Y antes, de la mano que, en el inicio del filme, corta sin misericordia el ojo de la muchacha.
Pagará caro estas acciones. Un perro andaluz es el relato, en realidad, del sometimiento y la extinción de este eros salvaje que la mano simboliza. Ahora, en El ángel exterminador, sucede como si aquella mano resucitase, 30 años después, en la noche burguesa de un atolladero mexicano. Y, por fin, como un espectro que vuelve para tomarse la venganza, saltase al cuello de todos aquéllos que la condenaron a muerte en el año 29.
Lo siniestro
Tanto Un perro andaluz como La edad de oro son, en buena medida, encendidos cantos al amor loco surrealista; al encuentro salvaje, por encima de cualquier circunstancia y decoro, de un hombre y una mujer. Diríamos que los surrealistas descubren dos cosas al mismo tiempo. Dos condiciones que van intrínsecamente unidas: por un lado la interpenetración entre el inconsciente y la realidad y, como efecto de esto mismo, la imbricación de lo sexual en lo visual. El tono específico que Buñuel y Dalí aportan en esta tesitura tiene que ver, sin duda, con el concepto de lo siniestro freudiano. Es decir, un interés en acontecimientos en los que la materia reprimida regresa de manera tal que desestabiliza la identidad unitaria del sujeto (he ahí la presencia del doble en Un chien andalou). Aunque también se trata de un impulso que, a su vez, arrasa con impiedad y crudeza las normas estéticas y el orden social. Casi podemos afirmar que el surrealismo se refiere a lo siniestro en todas partes, y que de hecho lo propone en la definición más conocida del movimiento, la del Segundo Manifiesto, de 1929: “Todo nos induce a creer que existe un punto del espíritu en el que la vida y la muerte, lo real y lo imaginario, lo pasado y lo futuro, lo comunicable y lo no comunicable, lo alto y lo bajo, dejan de ser percibidos como contradictorios. Sería vano buscar en la actividad surrealista otro móvil que la esperanza de determinar ese punto”. He aquí, pues, lo que por ejemplo las escenas de petrificación y de rocalla ponen en evidencia al final de Un perro andaluz:
Al igual, por cierto, que las de putrefacción en el inicio de La edad de oro:
Que en la naturaleza petrificada o putrefacta no sólo se confunden los signos culturales y las formas naturales, sino la vida y la muerte también, como en la famosa mariposa-calavera que aparece en la primera película.

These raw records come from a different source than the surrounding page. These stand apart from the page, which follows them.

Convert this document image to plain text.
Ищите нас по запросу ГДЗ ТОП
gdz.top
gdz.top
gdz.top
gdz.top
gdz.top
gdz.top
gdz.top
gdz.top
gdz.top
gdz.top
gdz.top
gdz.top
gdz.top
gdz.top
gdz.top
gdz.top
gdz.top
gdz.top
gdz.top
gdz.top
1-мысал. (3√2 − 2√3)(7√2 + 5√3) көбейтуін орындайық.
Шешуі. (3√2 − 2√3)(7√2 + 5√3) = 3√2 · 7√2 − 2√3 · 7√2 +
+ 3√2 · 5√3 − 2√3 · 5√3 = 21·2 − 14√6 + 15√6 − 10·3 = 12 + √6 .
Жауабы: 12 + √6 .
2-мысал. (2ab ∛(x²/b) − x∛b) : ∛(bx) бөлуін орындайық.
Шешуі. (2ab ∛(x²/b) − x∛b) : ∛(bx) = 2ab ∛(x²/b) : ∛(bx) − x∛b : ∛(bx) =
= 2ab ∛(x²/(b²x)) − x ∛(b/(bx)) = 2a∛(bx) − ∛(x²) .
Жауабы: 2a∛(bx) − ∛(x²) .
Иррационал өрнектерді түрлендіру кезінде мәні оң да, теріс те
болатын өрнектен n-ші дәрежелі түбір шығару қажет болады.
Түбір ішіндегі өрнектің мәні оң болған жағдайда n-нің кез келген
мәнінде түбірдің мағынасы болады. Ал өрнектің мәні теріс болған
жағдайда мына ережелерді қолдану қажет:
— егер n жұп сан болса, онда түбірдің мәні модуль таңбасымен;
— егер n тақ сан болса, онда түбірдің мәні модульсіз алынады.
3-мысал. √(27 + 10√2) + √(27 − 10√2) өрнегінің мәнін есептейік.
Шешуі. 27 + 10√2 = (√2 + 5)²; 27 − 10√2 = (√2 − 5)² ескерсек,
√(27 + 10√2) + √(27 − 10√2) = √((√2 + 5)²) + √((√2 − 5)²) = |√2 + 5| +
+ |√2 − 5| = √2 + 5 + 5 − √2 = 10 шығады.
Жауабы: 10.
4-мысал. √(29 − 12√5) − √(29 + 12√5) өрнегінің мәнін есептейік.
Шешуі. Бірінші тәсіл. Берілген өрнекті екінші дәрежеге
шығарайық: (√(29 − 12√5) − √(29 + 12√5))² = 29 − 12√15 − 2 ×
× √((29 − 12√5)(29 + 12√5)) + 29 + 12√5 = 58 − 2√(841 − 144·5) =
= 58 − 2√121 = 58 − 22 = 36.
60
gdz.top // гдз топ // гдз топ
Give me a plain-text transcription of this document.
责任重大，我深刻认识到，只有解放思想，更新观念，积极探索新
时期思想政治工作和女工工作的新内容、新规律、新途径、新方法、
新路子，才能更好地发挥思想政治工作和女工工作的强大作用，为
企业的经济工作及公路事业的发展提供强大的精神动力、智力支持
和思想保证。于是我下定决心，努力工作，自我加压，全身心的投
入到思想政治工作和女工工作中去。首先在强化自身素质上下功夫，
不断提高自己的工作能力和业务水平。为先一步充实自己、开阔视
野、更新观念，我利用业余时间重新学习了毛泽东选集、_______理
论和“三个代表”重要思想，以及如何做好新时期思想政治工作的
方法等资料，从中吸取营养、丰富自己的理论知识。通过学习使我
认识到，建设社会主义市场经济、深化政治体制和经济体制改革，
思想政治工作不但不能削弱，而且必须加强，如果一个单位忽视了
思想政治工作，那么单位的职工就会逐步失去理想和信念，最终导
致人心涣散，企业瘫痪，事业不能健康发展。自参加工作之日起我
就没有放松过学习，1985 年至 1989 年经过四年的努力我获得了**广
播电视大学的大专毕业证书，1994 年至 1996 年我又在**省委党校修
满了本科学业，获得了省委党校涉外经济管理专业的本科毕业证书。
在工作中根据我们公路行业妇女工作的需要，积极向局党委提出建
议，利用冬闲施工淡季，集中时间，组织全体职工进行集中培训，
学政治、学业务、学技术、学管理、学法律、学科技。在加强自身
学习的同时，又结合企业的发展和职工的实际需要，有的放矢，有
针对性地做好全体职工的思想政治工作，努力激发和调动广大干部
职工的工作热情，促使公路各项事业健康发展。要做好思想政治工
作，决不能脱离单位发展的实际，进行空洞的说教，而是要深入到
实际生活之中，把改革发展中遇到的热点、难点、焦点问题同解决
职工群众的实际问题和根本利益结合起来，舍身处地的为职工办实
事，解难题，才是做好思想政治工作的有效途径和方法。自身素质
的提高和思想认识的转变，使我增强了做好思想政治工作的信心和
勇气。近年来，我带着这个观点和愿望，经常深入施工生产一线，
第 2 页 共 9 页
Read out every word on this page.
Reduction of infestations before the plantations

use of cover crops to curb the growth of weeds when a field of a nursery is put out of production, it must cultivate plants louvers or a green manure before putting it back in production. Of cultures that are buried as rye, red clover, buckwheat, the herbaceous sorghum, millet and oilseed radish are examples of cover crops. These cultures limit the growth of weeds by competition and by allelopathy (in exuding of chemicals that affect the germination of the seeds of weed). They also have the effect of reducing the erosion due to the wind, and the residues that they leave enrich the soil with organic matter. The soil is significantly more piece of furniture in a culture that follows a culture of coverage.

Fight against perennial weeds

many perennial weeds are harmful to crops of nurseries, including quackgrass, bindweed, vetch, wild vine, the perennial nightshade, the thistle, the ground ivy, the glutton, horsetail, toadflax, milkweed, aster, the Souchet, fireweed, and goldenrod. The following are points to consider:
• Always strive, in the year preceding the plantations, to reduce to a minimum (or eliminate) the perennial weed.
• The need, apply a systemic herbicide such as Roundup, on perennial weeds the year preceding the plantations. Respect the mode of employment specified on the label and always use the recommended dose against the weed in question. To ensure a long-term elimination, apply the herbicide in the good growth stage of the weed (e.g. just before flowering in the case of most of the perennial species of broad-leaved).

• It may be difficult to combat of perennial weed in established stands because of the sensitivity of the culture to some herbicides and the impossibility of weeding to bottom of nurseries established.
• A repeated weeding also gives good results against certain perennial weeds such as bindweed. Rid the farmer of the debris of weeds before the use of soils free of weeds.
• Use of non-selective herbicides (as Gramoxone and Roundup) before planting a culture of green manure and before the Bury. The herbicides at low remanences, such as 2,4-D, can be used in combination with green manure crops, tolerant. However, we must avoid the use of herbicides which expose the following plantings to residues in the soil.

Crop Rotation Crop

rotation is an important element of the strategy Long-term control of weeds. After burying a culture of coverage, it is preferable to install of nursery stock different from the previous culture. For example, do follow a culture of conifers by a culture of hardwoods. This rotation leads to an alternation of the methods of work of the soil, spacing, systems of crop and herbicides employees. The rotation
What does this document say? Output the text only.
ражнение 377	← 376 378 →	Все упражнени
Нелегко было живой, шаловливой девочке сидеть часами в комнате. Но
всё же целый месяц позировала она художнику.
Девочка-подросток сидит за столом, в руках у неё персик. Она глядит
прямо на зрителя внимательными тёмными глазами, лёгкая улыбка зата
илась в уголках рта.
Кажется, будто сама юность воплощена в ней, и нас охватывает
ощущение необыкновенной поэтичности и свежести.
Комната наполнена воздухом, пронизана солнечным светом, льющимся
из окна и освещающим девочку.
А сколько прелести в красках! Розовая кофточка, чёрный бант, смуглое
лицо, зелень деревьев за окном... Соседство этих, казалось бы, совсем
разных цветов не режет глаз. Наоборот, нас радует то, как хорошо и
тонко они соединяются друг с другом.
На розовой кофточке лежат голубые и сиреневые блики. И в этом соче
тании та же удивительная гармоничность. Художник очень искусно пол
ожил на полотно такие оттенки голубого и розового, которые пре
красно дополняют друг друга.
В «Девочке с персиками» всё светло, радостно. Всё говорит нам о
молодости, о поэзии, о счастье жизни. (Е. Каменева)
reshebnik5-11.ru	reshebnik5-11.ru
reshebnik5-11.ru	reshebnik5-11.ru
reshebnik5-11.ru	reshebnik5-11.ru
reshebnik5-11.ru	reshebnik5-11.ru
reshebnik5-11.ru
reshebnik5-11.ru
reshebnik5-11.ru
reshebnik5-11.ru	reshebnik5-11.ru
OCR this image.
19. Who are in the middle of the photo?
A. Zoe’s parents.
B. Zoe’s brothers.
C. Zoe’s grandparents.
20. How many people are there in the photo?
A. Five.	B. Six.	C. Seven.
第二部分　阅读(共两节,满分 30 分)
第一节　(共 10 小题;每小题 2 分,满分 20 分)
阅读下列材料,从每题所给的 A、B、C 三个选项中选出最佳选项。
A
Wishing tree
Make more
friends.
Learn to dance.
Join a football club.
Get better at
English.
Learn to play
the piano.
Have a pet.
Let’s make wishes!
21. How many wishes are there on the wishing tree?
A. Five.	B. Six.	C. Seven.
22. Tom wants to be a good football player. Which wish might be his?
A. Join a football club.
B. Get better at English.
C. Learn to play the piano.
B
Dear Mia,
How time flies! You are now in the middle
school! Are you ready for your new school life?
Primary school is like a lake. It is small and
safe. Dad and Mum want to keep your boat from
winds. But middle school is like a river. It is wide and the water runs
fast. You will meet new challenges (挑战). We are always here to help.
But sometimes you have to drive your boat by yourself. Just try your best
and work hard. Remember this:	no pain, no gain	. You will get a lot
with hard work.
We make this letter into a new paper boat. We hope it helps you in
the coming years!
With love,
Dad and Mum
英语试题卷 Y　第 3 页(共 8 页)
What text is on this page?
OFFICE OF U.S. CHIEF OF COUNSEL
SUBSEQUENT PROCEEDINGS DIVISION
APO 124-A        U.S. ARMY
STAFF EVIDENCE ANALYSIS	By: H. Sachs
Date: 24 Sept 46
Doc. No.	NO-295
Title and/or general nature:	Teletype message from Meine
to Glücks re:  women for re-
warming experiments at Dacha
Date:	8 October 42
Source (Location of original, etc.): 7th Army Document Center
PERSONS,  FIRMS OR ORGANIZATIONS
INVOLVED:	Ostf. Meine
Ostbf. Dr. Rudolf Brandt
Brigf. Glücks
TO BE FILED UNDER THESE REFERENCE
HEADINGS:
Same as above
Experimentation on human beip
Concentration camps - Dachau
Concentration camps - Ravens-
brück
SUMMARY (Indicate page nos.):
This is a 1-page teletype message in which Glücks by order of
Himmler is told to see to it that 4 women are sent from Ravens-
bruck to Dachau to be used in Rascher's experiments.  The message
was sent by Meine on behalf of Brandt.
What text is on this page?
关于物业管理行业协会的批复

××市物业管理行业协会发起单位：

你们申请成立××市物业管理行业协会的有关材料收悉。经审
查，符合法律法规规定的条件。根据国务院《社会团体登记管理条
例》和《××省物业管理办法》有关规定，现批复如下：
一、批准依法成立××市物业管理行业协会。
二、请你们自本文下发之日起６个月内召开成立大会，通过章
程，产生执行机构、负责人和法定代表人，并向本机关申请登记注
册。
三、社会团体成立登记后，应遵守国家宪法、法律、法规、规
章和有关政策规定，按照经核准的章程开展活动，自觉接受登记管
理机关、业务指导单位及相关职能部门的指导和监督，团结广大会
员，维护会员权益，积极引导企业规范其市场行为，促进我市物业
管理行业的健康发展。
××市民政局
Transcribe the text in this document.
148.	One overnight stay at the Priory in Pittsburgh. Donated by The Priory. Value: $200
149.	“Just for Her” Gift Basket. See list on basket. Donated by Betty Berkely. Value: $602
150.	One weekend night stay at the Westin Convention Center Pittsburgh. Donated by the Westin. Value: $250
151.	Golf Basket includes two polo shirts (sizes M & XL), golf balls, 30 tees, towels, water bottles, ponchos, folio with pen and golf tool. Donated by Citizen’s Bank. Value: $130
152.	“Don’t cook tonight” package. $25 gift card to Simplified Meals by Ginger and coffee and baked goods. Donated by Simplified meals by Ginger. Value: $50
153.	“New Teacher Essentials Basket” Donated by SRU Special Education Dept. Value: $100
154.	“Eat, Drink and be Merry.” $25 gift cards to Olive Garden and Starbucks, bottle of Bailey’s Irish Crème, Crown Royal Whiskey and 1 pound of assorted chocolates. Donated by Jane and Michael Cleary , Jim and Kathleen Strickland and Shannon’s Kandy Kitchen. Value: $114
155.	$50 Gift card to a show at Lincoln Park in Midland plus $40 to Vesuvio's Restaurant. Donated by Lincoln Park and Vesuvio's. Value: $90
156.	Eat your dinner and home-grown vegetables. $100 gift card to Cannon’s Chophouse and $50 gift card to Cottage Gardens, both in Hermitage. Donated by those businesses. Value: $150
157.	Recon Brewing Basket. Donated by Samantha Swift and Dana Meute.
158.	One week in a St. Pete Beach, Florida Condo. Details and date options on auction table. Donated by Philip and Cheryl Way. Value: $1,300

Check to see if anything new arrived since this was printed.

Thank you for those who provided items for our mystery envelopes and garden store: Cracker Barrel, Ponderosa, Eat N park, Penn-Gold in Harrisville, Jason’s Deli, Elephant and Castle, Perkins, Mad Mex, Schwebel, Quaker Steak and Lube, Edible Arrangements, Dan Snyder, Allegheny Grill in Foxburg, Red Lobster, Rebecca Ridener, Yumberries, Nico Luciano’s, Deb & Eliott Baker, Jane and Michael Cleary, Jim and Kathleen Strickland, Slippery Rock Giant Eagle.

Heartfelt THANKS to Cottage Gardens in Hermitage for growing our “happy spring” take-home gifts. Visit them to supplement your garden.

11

Esto, en fin, es lo que Buñuel y Dalí ponen ante nuestra mirada: que la pulsión de muerte está también teñida de erotismo, y que por tanto la destrucción puede causar sensaciones de placer, al igual que la muerte puede despertar el deseo. Esta es también la buena nueva que el marqués de Sade, en la forma ciertamente blasfema de un Cristo invertido, viene a predicar a este mundo en la segunda mitad de La edad de oro.
Ateo por la gracia de Dios
La escena es conocida por todos, y justamente famosa. Al final de Viridiana los mendigos se han hecho con el poder en la casa y, en medio de un banquete que promete ser, cuando menos, desordenado, Lola Gaos los interrumpe e invita al grupo a disponerse para una foto, de la que ella misma se encargará. ¿Cómo? Levantándose las faldas, de forma inesperada. El momento es captado, en su instante de turbia fulguración, como una versión irreverente de un misterio sacro: la Última Cena. Un caso ejemplar, se ha dicho, del ateísmo de Buñuel. El triunfo de una radical inmanencia que se impone, brutal, sobre cualquier articulación metafísica.
Pero lo que quizás no se ha comentado tanto es que esta revelación corrosiva y obscena –en un sentido literal, puesto que estaba fuera, o más bien por debajo, siempre por debajo, del relato hasta ahora regulado por la trascendencia– acostumbra a tener en Buñuel un marcado carácter cómico, como sucede singularmente en este caso. Con una comicidad también desgarrada, feroz, extrema; la que tiene que ver, por ejemplo, con lo que se ha llamado risa pánica (esta es la que muestra el Cristo que, de forma ciertamente siniestra, rompe a reír en Nazarín).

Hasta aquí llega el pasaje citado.